Nzinnou Mbiaketcha Imelda Sonia, Buh Nkum Collins, Tchio-Nighie Ketina Hirma, Njoudap Mfopou Iliasou, Nguegoue Tchokouaha Francois, Ateudjieu Jérôme
Department of Public Health, Faculty of Medicine and Pharmaceutical Sciences, University of Dschang Cameroon, Dschang, Cameroun.
Department of Health Research, M.A. SANTE (Meilleur Acces aux Soins de Sante), Yaounde, Cameroon.
PLOS Glob Public Health. 2023 Feb 23;3(2):e0001572. doi: 10.1371/journal.pgph.0001572. eCollection 2023.
Reducing mortality among COVID-19 cases is a major challenge for most health systems worldwide. Estimating the risk of preexisting comorbidities on COVID-19 mortality may promote the importance of targeting at-risk populations to improve survival through primary and secondary prevention. This study was conducted to explore the contribution of exposure to some chronic diseases on the mortality of COVID-19. This was a case control study. The data were collected from the records of all patients hospitalised at Bafoussam Regional Hospital (BRH) from March 2020 to December 2021. A grid was used to extract data on patient history, case management and outcome of hospitalised patients. We estimated the frequency of each common chronic disease and assessed the association between suffering from all and each chronic disease (Diabetes or/and Hypertension, immunodeficiency condition, obesity, tuberculosis, chronic kidney disease) and fatal outcome of hospitalised patients by estimating crude and adjusted odd ratios and their corresponding 95% confidence intervals (CI) using time to symptom onset and hospital admission up to three days, age range 65 years and above, health professional worker and married status as confounder's factors. Of 645 included patients, 120(20.23%) deaths were recorded. Among these 645 patients, 262(40.62%) were males, 128(19.84%) aged 65 years and above. The mean length of stay was 11.07. On admission, 204 (31.62%) patients presented at least one chronic disease. The most common chronic disease were hypertension (HBP) 73(11.32%), followed by diabetes + HBP 62 (9.61%), by diabetes 55(8.53%) and Immunodeficiency condition 14(2.17%). Diabetes and Diabetes + HBP were associated with a higher risk of death respectively aOR = 2.71[95%CI = 1.19-6.18] and aOR = 2.07[95% CI = 1.01-4.23] but HBP did not significantly increased the risk of death. These results suggest that health authorities should prioritize these specific group to adopt primary and secondary preventive interventions against SARS-CoV-2 infection.

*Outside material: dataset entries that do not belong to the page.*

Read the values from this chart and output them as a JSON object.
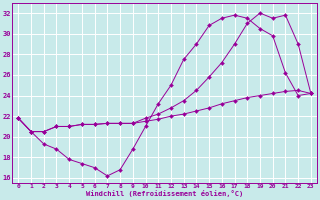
{
  "xlabel": "Windchill (Refroidissement éolien,°C)",
  "bg_color": "#c8eaea",
  "line_color": "#990099",
  "grid_color": "#ffffff",
  "xlim": [
    -0.5,
    23.5
  ],
  "ylim": [
    15.5,
    33.0
  ],
  "yticks": [
    16,
    18,
    20,
    22,
    24,
    26,
    28,
    30,
    32
  ],
  "xticks": [
    0,
    1,
    2,
    3,
    4,
    5,
    6,
    7,
    8,
    9,
    10,
    11,
    12,
    13,
    14,
    15,
    16,
    17,
    18,
    19,
    20,
    21,
    22,
    23
  ],
  "line1_x": [
    0,
    1,
    2,
    3,
    4,
    5,
    6,
    7,
    8,
    9,
    10,
    11,
    12,
    13,
    14,
    15,
    16,
    17,
    18,
    19,
    20,
    21,
    22,
    23
  ],
  "line1_y": [
    21.8,
    20.5,
    19.3,
    18.8,
    17.8,
    17.4,
    17.0,
    16.2,
    16.8,
    18.8,
    21.0,
    23.2,
    25.0,
    27.5,
    29.0,
    30.8,
    31.5,
    31.8,
    31.5,
    30.5,
    29.8,
    26.2,
    24.0,
    24.2
  ],
  "line2_x": [
    0,
    1,
    2,
    3,
    4,
    5,
    6,
    7,
    8,
    9,
    10,
    11,
    12,
    13,
    14,
    15,
    16,
    17,
    18,
    19,
    20,
    21,
    22,
    23
  ],
  "line2_y": [
    21.8,
    20.5,
    20.5,
    21.0,
    21.0,
    21.2,
    21.2,
    21.3,
    21.3,
    21.3,
    21.5,
    21.7,
    22.0,
    22.2,
    22.5,
    22.8,
    23.2,
    23.5,
    23.8,
    24.0,
    24.2,
    24.4,
    24.5,
    24.2
  ],
  "line3_x": [
    0,
    1,
    2,
    3,
    4,
    5,
    6,
    7,
    8,
    9,
    10,
    11,
    12,
    13,
    14,
    15,
    16,
    17,
    18,
    19,
    20,
    21,
    22,
    23
  ],
  "line3_y": [
    21.8,
    20.5,
    20.5,
    21.0,
    21.0,
    21.2,
    21.2,
    21.3,
    21.3,
    21.3,
    21.8,
    22.2,
    22.8,
    23.5,
    24.5,
    25.8,
    27.2,
    29.0,
    31.0,
    32.0,
    31.5,
    31.8,
    29.0,
    24.2
  ]
}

降低新冠病毒感染病例的死亡率是全球大多数卫生系统面临的一项重大挑战。评估既有合并症对新冠病毒感染死亡率的风险,可能会凸显针对高危人群进行一级和二级预防以提高生存率的重要性。本研究旨在探讨某些慢性病暴露对新冠病毒感染死亡率的影响。这是一项病例对照研究。数据收集自2020年3月至2021年12月在巴富萨姆地区医院(BRH)住院的所有患者的记录。使用一个表格来提取关于患者病史、病例管理和住院患者结局的数据。我们估计了每种常见慢性病的发生率,并通过使用症状出现至住院三天的时间、65岁及以上的年龄范围、卫生专业人员和婚姻状况作为混杂因素,估计粗比值比和调整后的比值比及其相应的95%置信区间(CI),评估了患有所有慢性病和每种慢性病(糖尿病或/和高血压、免疫缺陷病、肥胖症、结核病、慢性肾脏病)与住院患者死亡结局之间的关联。在纳入的645名患者中,记录了120例(20.23%)死亡病例。在这645名患者中,262名(40.62%)为男性,128名(19.84%)年龄在65岁及以上。平均住院时间为11.07天。入院时,204名(31.62%)患者至少患有一种慢性病。最常见的慢性病是高血压(HBP)73例(11.32%),其次是糖尿病 + 高血压62例(9.61%)、糖尿病55例(8.53%)和免疫缺陷病14例(2.17%)。糖尿病和糖尿病 + 高血压分别与较高的死亡风险相关,调整后的比值比分别为aOR = 2.71[95%CI = 1.19 - 6.18]和aOR = 2.07[95%CI = 1.01 - 4.23],但高血压并未显著增加死亡风险。这些结果表明,卫生当局应优先关注这些特定群体,采取针对严重急性呼吸综合征冠状病毒2感染的一级和二级预防干预措施。